Back in Australia, the Blues, as defending Sheffield Shield champions, got off to a good start in the 2005–06 season. We won our first game, in October, and the two that followed, but we couldn’t maintain the momentum. After that came three draws and four consecutive losses, meaning we finished at the bottom of the table. A large part of the problem was that the team wasn’t coping well with the disruption of players coming and going as a number of us were called out to international duty; without consistency from game to game it was too easy for the team to lose its way within a game.
Yet again it was a very different story in the one-day domestic tournament (its last year under the ING Cup name), which we won for the fourth time in six seasons. The February final against SA was a real nail-biter. We looked to have it all our way after keeping the Redbacks to just 154, but then Shaun Tait cut loose, taking six of our wickets for just 41. Suddenly we were shaky on 9 for 149, with five needed to win. But our tail-enders, Moises Henriques and Stuart MacGill, saved the day, with the winning run coming from Stuart — a leg glance off Darren Lehmann — just as it had the previous year in the Sheffield Shield. It was one of the most memorable games I’ve ever played because there was such a great sense of pride in the fact that such an inexperienced team had been able to come together so effectively. We felt that here, at least, we’d done the Blues proud.
I was very conscious that the next World Cup was only a year away, in March 2007, and I wanted to put myself in the best possible shape to be considered for inclusion in the squad. I was determined not to lose fitness during the off-season; in fact, I decided to increase my already intensive workout routine. I sought out fitness trainer and boxing specialist Christian Marchegiani and told him I wanted to be pushed to the edge. He was the right bloke for the job. I did endless hours of boxing, skipping, medicine balls and weights. It was hard and it hurt and I loved it. I was so fit I felt like I was made of iron.
In July 2006, I led an Australian A team that included Shaun Tait, Phil Jaques, Brad Hodge and Shane Watson against India A and Pakistan A in a ‘Top End’ series, in Cairns and Darwin, of four-day matches, one-dayers and the relatively new Twenty20 format — although Australia was far still behind countries like India in understanding what the new format had to offer and how popular it could become.

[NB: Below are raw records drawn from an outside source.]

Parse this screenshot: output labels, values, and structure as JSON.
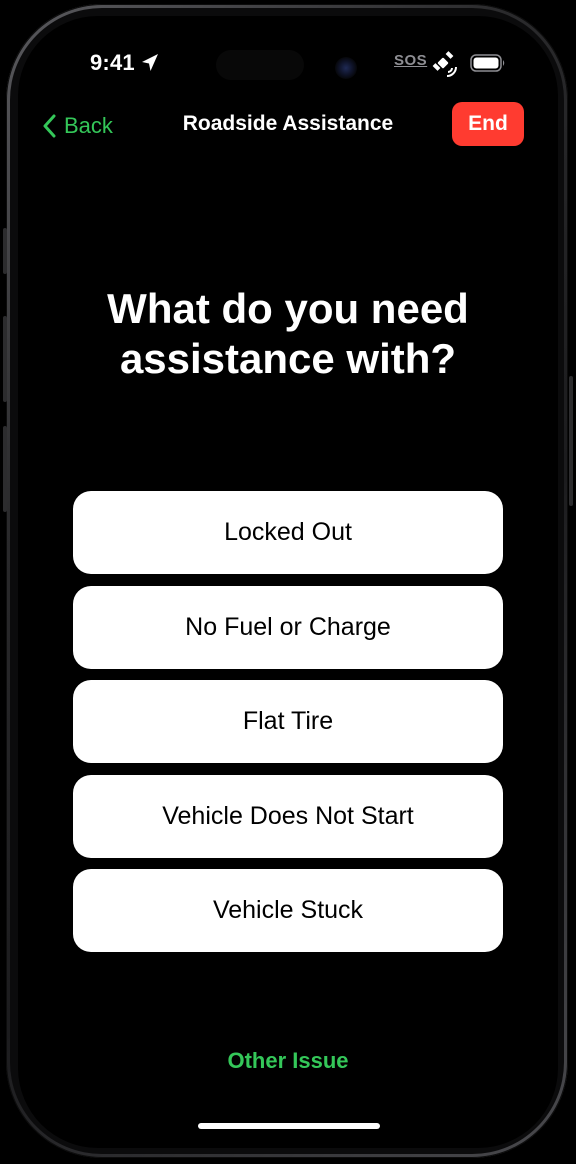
{
  "status_bar": {
    "time": "9:41",
    "sos": "SOS",
    "icons": [
      "location-arrow-icon",
      "satellite-icon",
      "battery-icon"
    ]
  },
  "nav": {
    "back_label": "Back",
    "title": "Roadside Assistance",
    "end_label": "End"
  },
  "main": {
    "question": "What do you need\nassistance with?",
    "options": [
      {
        "label": "Locked Out"
      },
      {
        "label": "No Fuel or Charge"
      },
      {
        "label": "Flat Tire"
      },
      {
        "label": "Vehicle Does Not Start"
      },
      {
        "label": "Vehicle Stuck"
      }
    ],
    "other_label": "Other Issue"
  },
  "colors": {
    "accent": "#34c759",
    "danger": "#ff3b30",
    "background": "#000000",
    "option_bg": "#ffffff"
  }
}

Another wonderful opportunity came my way when I was selected for an ODI tour. The previous summer I had filled in for Gilly in a couple of ODIs against Sri Lanka and South Africa. I was always made welcome and it was terrific to get the experience — I certainly never took the privilege of playing for Australia for granted — but at the same time I was very conscious that it was a stand-in arrangement. I’d typically get a call on, say, a Wednesday telling me I was needed in Melbourne on the Friday. I’d fly down, play, and be on an 8 o’clock flight back the next morning to get ready for a state game. However, this time I’d been selected in my own right.
There had been unhappy rumblings from a number of quarters about how heavily international players’ schedules were being loaded. Gilly was one of those who felt that teams weren’t being given enough rest time and that performances would inevitably suffer, so he was happy to sit out the tri-series against the West Indies and India, which was to be held in Malaysia in an attempt by cricket bodies to create new markets for the game. That gave me the opportunity to be an integral part of the team for the entire tour, and knowing that I had time to prepare properly and would have the whole tour to demonstrate I was good enough to play at the international level meant that I went into it in a much more relaxed state than I had for previous ODIs.